2.2.7 Dimensão social ¾ Na esfera social, a complexidade torna-se cada vez mais importante pelos avanços tecnológicos que permitem comunicações cada vez mais rápidas entre pessoas, povos e nações. Por outro lado, as redes globais promoveram a complexidade enquanto modo de pensar, e de tal modo que por volta de 1989 — e desse espectáculo à escala global que foi a demolição do Muro de Berlim — a complexidade assumiu tonalidades globais no domínio das Ciências Sociais. Quais, então, os tipos de pensamento que a globalização passou a permitir.

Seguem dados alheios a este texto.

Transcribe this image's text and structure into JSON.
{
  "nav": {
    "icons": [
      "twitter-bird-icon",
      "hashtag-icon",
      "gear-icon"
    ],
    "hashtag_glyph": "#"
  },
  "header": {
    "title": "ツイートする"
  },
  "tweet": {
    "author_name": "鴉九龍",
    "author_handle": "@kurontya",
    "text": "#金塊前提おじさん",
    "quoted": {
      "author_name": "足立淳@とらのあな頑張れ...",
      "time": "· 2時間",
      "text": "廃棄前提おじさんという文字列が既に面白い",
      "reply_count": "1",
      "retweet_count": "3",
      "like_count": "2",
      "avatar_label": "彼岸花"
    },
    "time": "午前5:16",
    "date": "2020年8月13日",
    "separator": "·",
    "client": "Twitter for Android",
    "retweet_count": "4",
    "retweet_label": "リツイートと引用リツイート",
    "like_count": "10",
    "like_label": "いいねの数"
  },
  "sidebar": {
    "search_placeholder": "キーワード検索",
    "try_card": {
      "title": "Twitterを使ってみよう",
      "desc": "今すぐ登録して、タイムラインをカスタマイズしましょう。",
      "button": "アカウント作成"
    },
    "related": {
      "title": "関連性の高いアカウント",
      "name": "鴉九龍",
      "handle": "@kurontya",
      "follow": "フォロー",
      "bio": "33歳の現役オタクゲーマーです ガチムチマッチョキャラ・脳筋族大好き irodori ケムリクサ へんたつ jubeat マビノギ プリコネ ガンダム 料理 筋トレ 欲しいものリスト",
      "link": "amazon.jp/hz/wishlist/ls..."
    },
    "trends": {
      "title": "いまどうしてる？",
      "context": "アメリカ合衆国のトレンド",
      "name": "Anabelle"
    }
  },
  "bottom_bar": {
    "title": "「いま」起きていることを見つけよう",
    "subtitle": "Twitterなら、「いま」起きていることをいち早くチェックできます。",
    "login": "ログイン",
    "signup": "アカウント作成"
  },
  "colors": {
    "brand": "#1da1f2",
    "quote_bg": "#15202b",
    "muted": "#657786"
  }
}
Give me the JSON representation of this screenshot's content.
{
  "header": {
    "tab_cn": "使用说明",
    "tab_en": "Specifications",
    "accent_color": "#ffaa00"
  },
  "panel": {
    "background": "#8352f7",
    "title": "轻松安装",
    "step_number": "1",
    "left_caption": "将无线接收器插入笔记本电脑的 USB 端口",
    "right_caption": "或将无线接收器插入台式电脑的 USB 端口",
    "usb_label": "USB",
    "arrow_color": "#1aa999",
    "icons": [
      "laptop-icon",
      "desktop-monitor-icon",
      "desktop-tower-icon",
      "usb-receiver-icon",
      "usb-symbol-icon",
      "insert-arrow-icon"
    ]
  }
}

2.2.8 Dimensão económica ¾

Na esfera económica, a complexidade vem também associada à globalização, pobreza, …. De há muito se tem usado a economia como justificativa para obter recursos para programas especiais, aumentos de orçamentos. Dá-se um valor à vida humana, baseado em potencial de ganho que não é realizado por uma morte prematura. Calcula-se a perda económica por razão do insucesso escolar (educação) e do absentismo causado por uma determinada doença (saúde). A dimensão económica deve ter a chamada economia da educação, da saúde, … tem que estar orientada no sentindo do valor intrínseco da vida humana, e não no seu valor de uso como instrumento de trabalho.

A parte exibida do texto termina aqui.